24 June 2013

Nerves

     I finally got a confirmation email from the TEFL school saying they received my final payment. That means I can buy a plane ticket over there. I've been resisting buying one, mainly because I'm a chronic procrastinator, but maybe there was another reason. I started looking at plane fares basically as soon as I thought Prague might be a possibility, but I always knew I wasn't actually going to buy one. Until today. When I logged onto the fare-finding website, my stomach was in knots. This could actually happen now. There's nothing holding me back. I have enough money in my account, the school has a place for me; this is something I've committed to. But up til now, I could always back out. I could push back to a different month in Prague, I could change my mind and not go at all (although that would be distinctly more difficult for me to swallow).

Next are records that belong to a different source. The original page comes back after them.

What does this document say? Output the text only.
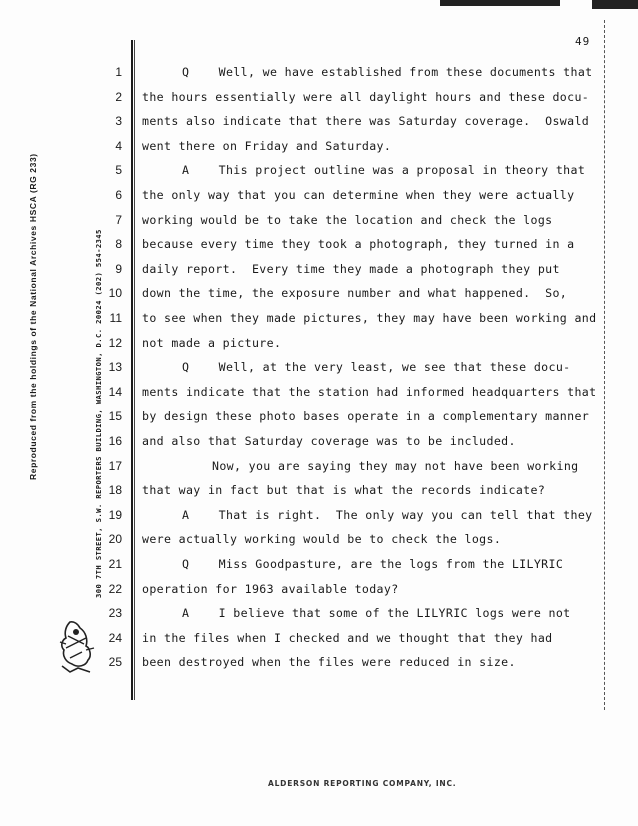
49
Reproduced from the holdings of the National Archives HSCA (RG 233)	300 7TH STREET, S.W. REPORTERS BUILDING, WASHINGTON, D.C. 20024 (202) 554-2345
1	Q    Well, we have established from these documents that
2 the hours essentially were all daylight hours and these docu-
3 ments also indicate that there was Saturday coverage.  Oswald
4 went there on Friday and Saturday.
5	A    This project outline was a proposal in theory that
6 the only way that you can determine when they were actually
7 working would be to take the location and check the logs
8 because every time they took a photograph, they turned in a
9 daily report.  Every time they made a photograph they put
10 down the time, the exposure number and what happened.  So,
11 to see when they made pictures, they may have been working and
12 not made a picture.
13	Q    Well, at the very least, we see that these docu-
14 ments indicate that the station had informed headquarters that
15 by design these photo bases operate in a complementary manner
16 and also that Saturday coverage was to be included.
17	Now, you are saying they may not have been working
18 that way in fact but that is what the records indicate?
19	A    That is right.  The only way you can tell that they
20 were actually working would be to check the logs.
21	Q    Miss Goodpasture, are the logs from the LILYRIC
22 operation for 1963 available today?
23	A    I believe that some of the LILYRIC logs were not
24 in the files when I checked and we thought that they had
25 been destroyed when the files were reduced in size.
ALDERSON REPORTING COMPANY, INC.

The plane ticket though, at least to my mind, makes it a done deal. There's no going back from there. This is the first time I've really experienced nervousness about this move. I've certainly known that I'm nervous about moving to a different country without a definite plan, but the excitement always overpowered it, or I was able to dismiss it, because this is my new, spontaneous self who's doing this, and that girl doesn't worry about things like jobs or future plans. The idea of actually buying a ticket scared all that out of me. I'm not doubting my decision. I'm still going to do this. I might just have to wait another day to spend that last chunk of money tethering me to the States.

22 June 2013

Know Thyself

     In just seven weeks I'll be leaving for Prague to get a TEFL certification. I'm unbelievably excited, but also indescribably terrified. This is without a doubt the riskiest thing I've ever attempted. I'm about to leave home, train for a job in which I have no background, and then hope to find a place willing to hire someone with no experience other than having grown up in the United States and whatever teaching I manage to stumble my way through in Prague. It's a huge leap of faith. But it's a step I feel I have to take. My whole life I've planned things out the way I wanted them and when reality intruded, I ignored it until I had no choice but to accept that things had changed. I spent a miserable two and a half years in college deluding myself that Physical Therapy was my future, when really I've been an English major practically since birth. I've held on to friendships longer than I should have because I didn't want to believe that people could change so drastically.  I've gotten in trouble (not real trouble, mostly emotional) for placing too much trust in the rational, planning ahead part of my brain, and it's time to change that.
     Going to Prague with no real plan forces me to live in the moment. I don't know which country, which continent, I'll be in 3 months from now. I could be living in Prague still, I could have found a job in Peru, or Thailand. I'm ready to let myself be spontaneous, to throw myself into the world and trust that someone will catch me. As I've been telling people my plans (or lack of them, really) the most common question has been: Why Prague? My answer, at least in my head, is: Why not Prague? I don't have anything holding me here, no solid job once my AmeriCorps contract runs out mid-July, no relationship, nothing but my family. Granted, many of my friends are still in Minneapolis, but many more have left to explore the world on their own terms. And now it's my turn.